En el centro de todo estaría el chip A20 Pro, fabricado mediante un proceso denominado «2 nanómetros». Puede que no haya habido un salto de rendimiento tan grande entre generaciones en mucho tiempo. En comparación con el A19, se cree que será un 15 % más rápido y consumirá hasta un 30 % menos de energía. No se trata solo de retórica de marketing; cuando la eficiencia de los chips realmente mejora, se nota en una mayor duración de la batería, dispositivos que se calientan menos y un funcionamiento general más fluido.
En cuanto a las baterías, el filtrador Ice Universe ha afirmado que la versión china del iPhone 18 Pro Max podría contar con una batería de 5.500 mAh. Apple nunca ha incorporado una batería de mayor capacidad que esa en un iPhone.

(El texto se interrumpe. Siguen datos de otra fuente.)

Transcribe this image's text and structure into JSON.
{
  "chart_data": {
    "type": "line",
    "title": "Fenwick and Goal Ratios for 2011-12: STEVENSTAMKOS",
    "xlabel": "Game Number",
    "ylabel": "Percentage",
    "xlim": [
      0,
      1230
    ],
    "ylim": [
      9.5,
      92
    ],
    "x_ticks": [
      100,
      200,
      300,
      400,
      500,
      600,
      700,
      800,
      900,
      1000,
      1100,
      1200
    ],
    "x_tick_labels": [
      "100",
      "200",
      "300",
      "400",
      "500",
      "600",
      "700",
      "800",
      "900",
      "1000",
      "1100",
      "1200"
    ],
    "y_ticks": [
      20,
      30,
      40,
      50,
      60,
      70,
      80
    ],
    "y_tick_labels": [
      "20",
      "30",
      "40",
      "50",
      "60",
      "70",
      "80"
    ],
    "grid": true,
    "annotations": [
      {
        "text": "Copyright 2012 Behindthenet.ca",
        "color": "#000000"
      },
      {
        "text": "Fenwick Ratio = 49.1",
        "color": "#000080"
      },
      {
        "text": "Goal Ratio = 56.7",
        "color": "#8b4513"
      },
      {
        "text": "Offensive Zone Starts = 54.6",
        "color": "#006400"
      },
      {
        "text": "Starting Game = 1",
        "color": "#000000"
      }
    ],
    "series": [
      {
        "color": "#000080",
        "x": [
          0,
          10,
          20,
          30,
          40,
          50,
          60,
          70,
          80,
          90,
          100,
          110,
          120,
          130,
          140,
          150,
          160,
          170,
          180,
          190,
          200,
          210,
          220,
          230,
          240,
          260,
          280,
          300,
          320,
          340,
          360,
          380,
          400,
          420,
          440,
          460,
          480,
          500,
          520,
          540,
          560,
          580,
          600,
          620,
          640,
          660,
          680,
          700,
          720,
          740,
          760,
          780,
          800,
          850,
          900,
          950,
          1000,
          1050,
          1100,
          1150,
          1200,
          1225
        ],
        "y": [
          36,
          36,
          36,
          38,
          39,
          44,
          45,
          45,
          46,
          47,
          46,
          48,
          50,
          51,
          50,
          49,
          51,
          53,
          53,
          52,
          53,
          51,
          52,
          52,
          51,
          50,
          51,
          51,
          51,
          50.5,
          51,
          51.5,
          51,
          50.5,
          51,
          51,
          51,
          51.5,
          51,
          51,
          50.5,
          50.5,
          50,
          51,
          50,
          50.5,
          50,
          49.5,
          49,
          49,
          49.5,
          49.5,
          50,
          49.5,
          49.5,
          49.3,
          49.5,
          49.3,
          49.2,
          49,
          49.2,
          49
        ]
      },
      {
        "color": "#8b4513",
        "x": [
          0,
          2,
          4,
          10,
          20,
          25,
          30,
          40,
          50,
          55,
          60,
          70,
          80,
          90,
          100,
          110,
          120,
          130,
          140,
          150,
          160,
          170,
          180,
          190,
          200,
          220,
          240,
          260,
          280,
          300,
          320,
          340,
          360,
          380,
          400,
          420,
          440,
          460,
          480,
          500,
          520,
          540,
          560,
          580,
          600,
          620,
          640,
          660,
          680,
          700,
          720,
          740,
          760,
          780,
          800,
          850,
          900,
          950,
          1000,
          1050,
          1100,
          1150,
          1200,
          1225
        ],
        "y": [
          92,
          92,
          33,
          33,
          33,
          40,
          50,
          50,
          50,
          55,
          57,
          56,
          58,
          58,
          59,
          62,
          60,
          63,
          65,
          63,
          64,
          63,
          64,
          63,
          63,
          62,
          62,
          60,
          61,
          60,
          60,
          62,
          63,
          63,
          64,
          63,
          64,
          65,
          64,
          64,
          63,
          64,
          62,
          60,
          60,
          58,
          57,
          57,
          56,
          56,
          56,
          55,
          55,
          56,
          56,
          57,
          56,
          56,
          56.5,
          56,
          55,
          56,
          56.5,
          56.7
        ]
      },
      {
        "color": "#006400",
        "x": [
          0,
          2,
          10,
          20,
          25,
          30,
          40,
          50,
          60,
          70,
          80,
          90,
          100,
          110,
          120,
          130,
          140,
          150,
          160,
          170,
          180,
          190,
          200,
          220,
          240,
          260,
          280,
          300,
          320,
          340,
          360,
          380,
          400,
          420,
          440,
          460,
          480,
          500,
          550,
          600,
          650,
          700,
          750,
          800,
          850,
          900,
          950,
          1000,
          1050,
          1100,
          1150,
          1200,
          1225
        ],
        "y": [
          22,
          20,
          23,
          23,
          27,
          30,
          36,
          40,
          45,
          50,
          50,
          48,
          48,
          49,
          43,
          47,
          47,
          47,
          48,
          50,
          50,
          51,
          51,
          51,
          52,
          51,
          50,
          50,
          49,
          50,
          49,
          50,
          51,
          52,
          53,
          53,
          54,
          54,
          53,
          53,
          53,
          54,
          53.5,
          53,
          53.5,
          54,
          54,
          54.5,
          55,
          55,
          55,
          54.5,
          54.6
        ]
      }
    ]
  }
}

Parece que ese aumento de capacidad vendría a costa de un chasis unos 9 mm más grueso y que pesaría unos 240 gramos más. Hay quien está molesto por ello. No creo que sea difícil entender que conseguir más autonomía a veces implique sacrificar unos milímetros, y que se trata de una compensación bastante justa.
Parece que, en esta ocasión, Apple está apostando sobre todo por la cámara. En lugar de añadir más megapíxeles —algo que en el iPhone ya se había convertido en un juego de números sin mucho sentido—, se rumorea que la empresa va a incorporar un sistema que permita variar la apertura de la cámara principal. Esto significa que el usuario podría decidir por sí mismo cuánta luz entra en el sensor. De este modo, podría modificar la profundidad de campo para adaptarla a cada situación. Es el tipo de función que los fotógrafos profesionales llevan años pidiendo, pero que solo podían encontrar en cámaras fabricadas específicamente para ese fin.
El precio es otro aspecto que conviene mencionar, aunque en realidad no se trate de una mejora técnica. Según lo que indican los analistas y las filtraciones, es probable que el Pro Max tenga un precio inicial de 1.399 dólares en EE. UU. Esto supone 200 dólares más que el modelo anterior. El motivo es el aumento de los costes de la memoria RAM y el almacenamiento, provocado en parte por el enorme crecimiento de la infraestructura de IA en todo el mundo. Apple no intenta ocultar el hecho de que el resto del sector opina lo mismo.